Por isso não se justifica criticar o carater “unilateral” do SOFA aprovado. Seria artificial e vazio de conteúdo conferir-lhe bilateralidade. Ademais, a reciprocidade, sendo um princípio geral do direito internacional, pode sempre ser invocada
5. O Governo de Cabo Verde afirma convictamente que não encontra qualquer inconstitucionalidade nos dispositivos do SOFA, por violação dos princípios de soberania, igualdade ou proporcionalidade. Se inconstitucionalidade houvesse, também seriam inconstitucionais a Convenção de Viena sobre Relações
Diplomáticas a que Cabo Verde aderiu desde a Independência, o Acordo com a Espanha aprovado pela Resolução 76/VII/2008, de 14/97 e, bem assim, o artigo 3º do Código Penal e o artigo 28º do Código de Processo Penal, que permitem afastar a aplicação da lei penal cabo-verdiana e da jurisdição penal nacional mediante convenção internacional, sem qualquer condicionamento ou limitação.
A inconstitucionalidade de tais instrumentos legais nunca foi questionada!

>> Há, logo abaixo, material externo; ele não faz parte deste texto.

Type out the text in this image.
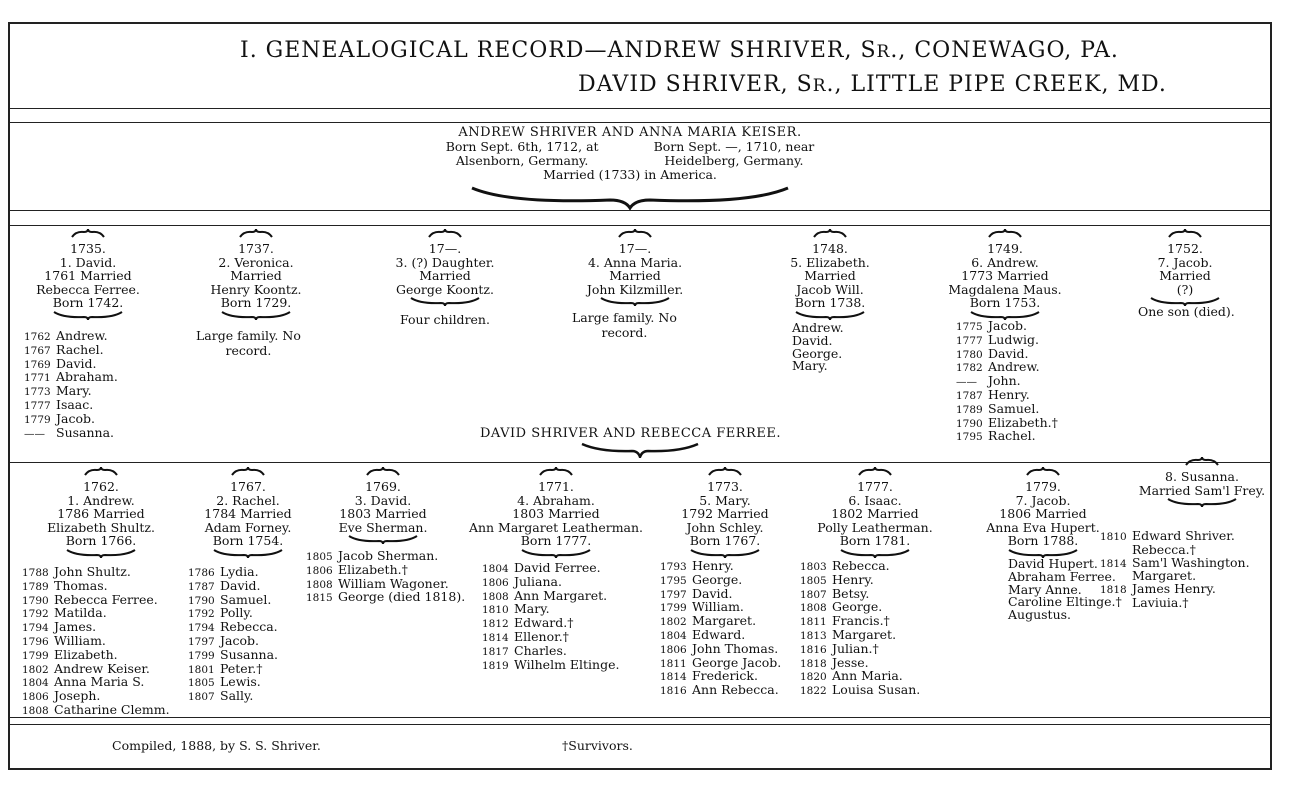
I. GENEALOGICAL RECORD—ANDREW SHRIVER, SR., CONEWAGO, PA.
DAVID SHRIVER, SR., LITTLE PIPE CREEK, MD.
ANDREW SHRIVER AND ANNA MARIA KEISER.
Born Sept. 6th, 1712, at
Alsenborn, Germany.
Born Sept. —, 1710, near
Heidelberg, Germany.
Married (1733) in America.
1735.
1. David.
1761 Married
Rebecca Ferree.
Born 1742.
1737.
2. Veronica.
Married
Henry Koontz.
Born 1729.
17—.
3. (?) Daughter.
Married
George Koontz.
17—.
4. Anna Maria.
Married
John Kilzmiller.
1748.
5. Elizabeth.
Married
Jacob Will.
Born 1738.
1749.
6. Andrew.
1773 Married
Magdalena Maus.
Born 1753.
1752.
7. Jacob.
Married
(?)
1762 Andrew.
1767 Rachel.
1769 David.
1771 Abraham.
1773 Mary.
1777 Isaac.
1779 Jacob.
—— Susanna.
Large family. No
record.
Four children.	Large family. No
record.	Andrew.
David.
George.
Mary.
1775 Jacob.
1777 Ludwig.
1780 David.
1782 Andrew.
—— John.
1787 Henry.
1789 Samuel.
1790 Elizabeth.†
1795 Rachel.
One son (died).
DAVID SHRIVER AND REBECCA FERREE.
1762.
1. Andrew.
1786 Married
Elizabeth Shultz.
Born 1766.
1788 John Shultz.
1789 Thomas.
1790 Rebecca Ferree.
1792 Matilda.
1794 James.
1796 William.
1799 Elizabeth.
1802 Andrew Keiser.
1804 Anna Maria S.
1806 Joseph.
1808 Catharine Clemm.
1767.
2. Rachel.
1784 Married
Adam Forney.
Born 1754.
1786 Lydia.
1787 David.
1790 Samuel.
1792 Polly.
1794 Rebecca.
1797 Jacob.
1799 Susanna.
1801 Peter.†
1805 Lewis.
1807 Sally.
1769.
3. David.
1803 Married
Eve Sherman.
1805 Jacob Sherman.
1806 Elizabeth.†
1808 William Wagoner.
1815 George (died 1818).
1771.
4. Abraham.
1803 Married
Ann Margaret Leatherman.
Born 1777.
1804 David Ferree.
1806 Juliana.
1808 Ann Margaret.
1810 Mary.
1812 Edward.†
1814 Ellenor.†
1817 Charles.
1819 Wilhelm Eltinge.
1773.
5. Mary.
1792 Married
John Schley.
Born 1767.
1793 Henry.
1795 George.
1797 David.
1799 William.
1802 Margaret.
1804 Edward.
1806 John Thomas.
1811 George Jacob.
1814 Frederick.
1816 Ann Rebecca.
1777.
6. Isaac.
1802 Married
Polly Leatherman.
Born 1781.
1803 Rebecca.
1805 Henry.
1807 Betsy.
1808 George.
1811 Francis.†
1813 Margaret.
1816 Julian.†
1818 Jesse.
1820 Ann Maria.
1822 Louisa Susan.
1779.
7. Jacob.
1806 Married
Anna Eva Hupert.
Born 1788.
David Hupert.
Abraham Ferree.
Mary Anne.
Caroline Eltinge.†
Augustus.
8. Susanna.
Married Sam'l Frey.
1810 Edward Shriver.
Rebecca.†
1814 Sam'l Washington.
Margaret.
1818 James Henry.
Laviuia.†
Compiled, 1888, by S. S. Shriver.	†Survivors.
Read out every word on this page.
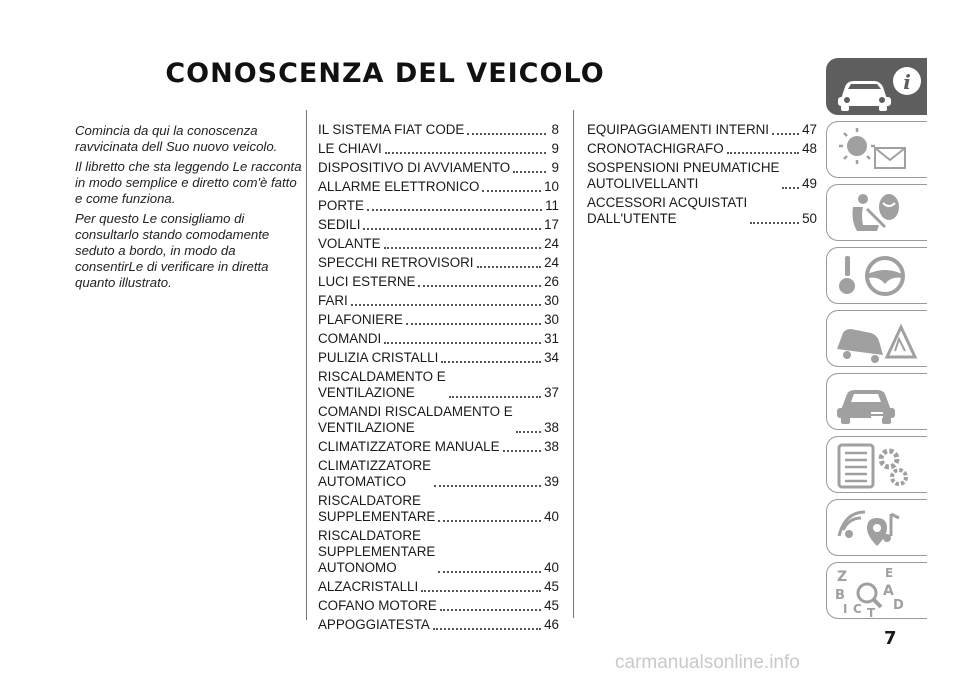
CONOSCENZA DEL VEICOLO

Comincia da qui la conoscenza ravvicinata dell Suo nuovo veicolo.

Il libretto che sta leggendo Le racconta in modo semplice e diretto com'è fatto e come funziona.

Per questo Le consigliamo di consultarlo stando comodamente seduto a bordo, in modo da consentirLe di verificare in diretta quanto illustrato.

IL SISTEMA FIAT CODE	8
LE CHIAVI	9
DISPOSITIVO DI AVVIAMENTO	9
ALLARME ELETTRONICO	10
PORTE	11
SEDILI	17
VOLANTE	24
SPECCHI RETROVISORI	24
LUCI ESTERNE	26
FARI	30
PLAFONIERE	30
COMANDI	31
PULIZIA CRISTALLI	34
RISCALDAMENTO E
VENTILAZIONE	37
COMANDI RISCALDAMENTO E
VENTILAZIONE	38
CLIMATIZZATORE MANUALE	38
CLIMATIZZATORE
AUTOMATICO	39
RISCALDATORE
SUPPLEMENTARE	40
RISCALDATORE
SUPPLEMENTARE
AUTONOMO	40
ALZACRISTALLI	45
COFANO MOTORE	45
APPOGGIATESTA	46
EQUIPAGGIAMENTI INTERNI 47
CRONOTACHIGRAFO	48
SOSPENSIONI PNEUMATICHE
AUTOLIVELLANTI	49
ACCESSORI ACQUISTATI
DALL'UTENTE	50
i
Z	E
B	A
I C T D
7
carmanualsonline.info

E bem!
6. O Governo considera o SOFA aprovado um instrumento de interesse estratégico para a segurança nacional e o desenvolvimento de Cabo Verde, com vantagens enormes para o país na sua missão e obrigação de garantir a defesa e a segurança dos que vivem nas ilhas e dos que as visitam e no aprofundamento das relações de Cabo Verde com os EUA e com a comunidade cabo-verdiana ali radicada, com reflexos positivos na economia nacional (crescimento e geração de emprego).
7. Uma última precisão de facto: o SOFA não foi assinado pelo Primeiro Ministro: quem o assinou foi o Ministro dos Negócios Estrangeiros, por ocasião do Diálogo Político entre os dois países ocorrido em Setembro de 2017, em ato a que assistiu o Primeiro-Ministro.